²Além disso, eu sempre fui um aluno bastante crítico e questionador ao longo da minha trajetória escolar – queria saber o porquê de fazer certas atividades na sala de aula, o porquê de aprender certos conteúdos, me indignava com decisões autoritárias tomadas pela direção da escola etc. – o que me fez deixar o ensino médio com os rótulos de “aluno problema” e “líder negativo”. Obviamente, eu nunca aceitei esses rótulos.

³Com a pontuação que eu obtive nesse novo concurso, eu passaria em 35º lugar no curso de Medicina da UFMG naquele ano. Meus pais não se opuseram (explicitamente) à minha opção e me apoiaram durante a graduação – inclusive com a compra de livros caros que o curso demandava – mas, no fundo, mantinham as esperanças de eu pedir transferência para Medicina nos anos subsequentes.

4Paulo Maluf, quando era governador de São Paulo nomeado pelo governo militar, disse, em 1981, uma frase infeliz e extremamente sexista: “Professora não é mal paga, é mal casada”. Essa afirmação, mesmo que não repetida em público por muitos governantes atuais, provavelmente continua a povoar a mente de muitos deles por estes não se comprometerem com políticas de melhoria salarial das/dos docentes.
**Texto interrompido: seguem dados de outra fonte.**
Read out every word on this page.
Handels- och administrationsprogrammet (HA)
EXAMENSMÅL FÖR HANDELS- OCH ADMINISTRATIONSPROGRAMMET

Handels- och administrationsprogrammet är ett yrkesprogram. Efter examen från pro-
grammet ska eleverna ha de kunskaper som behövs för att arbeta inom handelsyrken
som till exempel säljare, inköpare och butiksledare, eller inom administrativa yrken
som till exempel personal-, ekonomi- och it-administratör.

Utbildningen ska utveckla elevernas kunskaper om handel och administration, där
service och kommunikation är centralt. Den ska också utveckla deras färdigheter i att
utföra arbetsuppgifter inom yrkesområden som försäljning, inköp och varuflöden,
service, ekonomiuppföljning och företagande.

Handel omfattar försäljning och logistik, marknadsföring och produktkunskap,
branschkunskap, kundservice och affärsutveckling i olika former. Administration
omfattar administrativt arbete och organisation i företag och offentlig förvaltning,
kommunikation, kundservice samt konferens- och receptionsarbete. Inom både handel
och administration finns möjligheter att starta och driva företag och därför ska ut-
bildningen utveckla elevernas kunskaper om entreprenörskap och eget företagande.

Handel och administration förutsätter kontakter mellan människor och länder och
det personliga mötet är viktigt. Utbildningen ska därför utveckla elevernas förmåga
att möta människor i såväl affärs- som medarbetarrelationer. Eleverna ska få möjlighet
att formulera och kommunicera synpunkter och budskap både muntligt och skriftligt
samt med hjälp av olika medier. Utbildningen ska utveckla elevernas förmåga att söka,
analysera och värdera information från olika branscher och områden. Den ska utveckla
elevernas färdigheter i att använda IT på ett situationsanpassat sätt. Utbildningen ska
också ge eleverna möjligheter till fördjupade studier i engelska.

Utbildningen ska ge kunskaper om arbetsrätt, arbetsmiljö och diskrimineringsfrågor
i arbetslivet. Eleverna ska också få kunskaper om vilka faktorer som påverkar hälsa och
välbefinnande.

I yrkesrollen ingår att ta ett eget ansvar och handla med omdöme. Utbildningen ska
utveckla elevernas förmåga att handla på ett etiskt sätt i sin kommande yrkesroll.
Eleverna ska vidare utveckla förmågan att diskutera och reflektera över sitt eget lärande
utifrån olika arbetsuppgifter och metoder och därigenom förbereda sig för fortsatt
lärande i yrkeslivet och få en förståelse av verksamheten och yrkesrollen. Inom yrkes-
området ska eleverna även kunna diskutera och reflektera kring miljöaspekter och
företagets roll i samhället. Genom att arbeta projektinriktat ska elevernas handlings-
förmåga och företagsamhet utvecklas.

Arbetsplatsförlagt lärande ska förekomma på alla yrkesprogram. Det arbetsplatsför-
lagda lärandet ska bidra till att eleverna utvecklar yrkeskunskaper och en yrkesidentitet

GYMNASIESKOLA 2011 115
Ignorantes, mal sabem eles que uma boa parte das professoras da educação básica no Brasil são chefes-arrimo de família.

5Quando me tornei formador de professores, eu tinha apenas cinco anos de experiência como professor da educação básica. Sempre achei muito pouco. Porém, em razão da diversidade de experiências docentes e da intensidade com que eu vivi essas experiências, eu costumo parafrasear Juscelino Kubitscheck e dizer que estes foram, na verdade, “cinquenta anos em cinco”.

*Doutor em Educação pela Universidade do Estado de Wisconsin, em Madison, nos Estados Unidos (2004), e Professor da Faculdade de Educação da Universidade Federal de Minas Gerais (UFMG). Bolsista de produtividade em pesquisa do CNPq (Nível 2).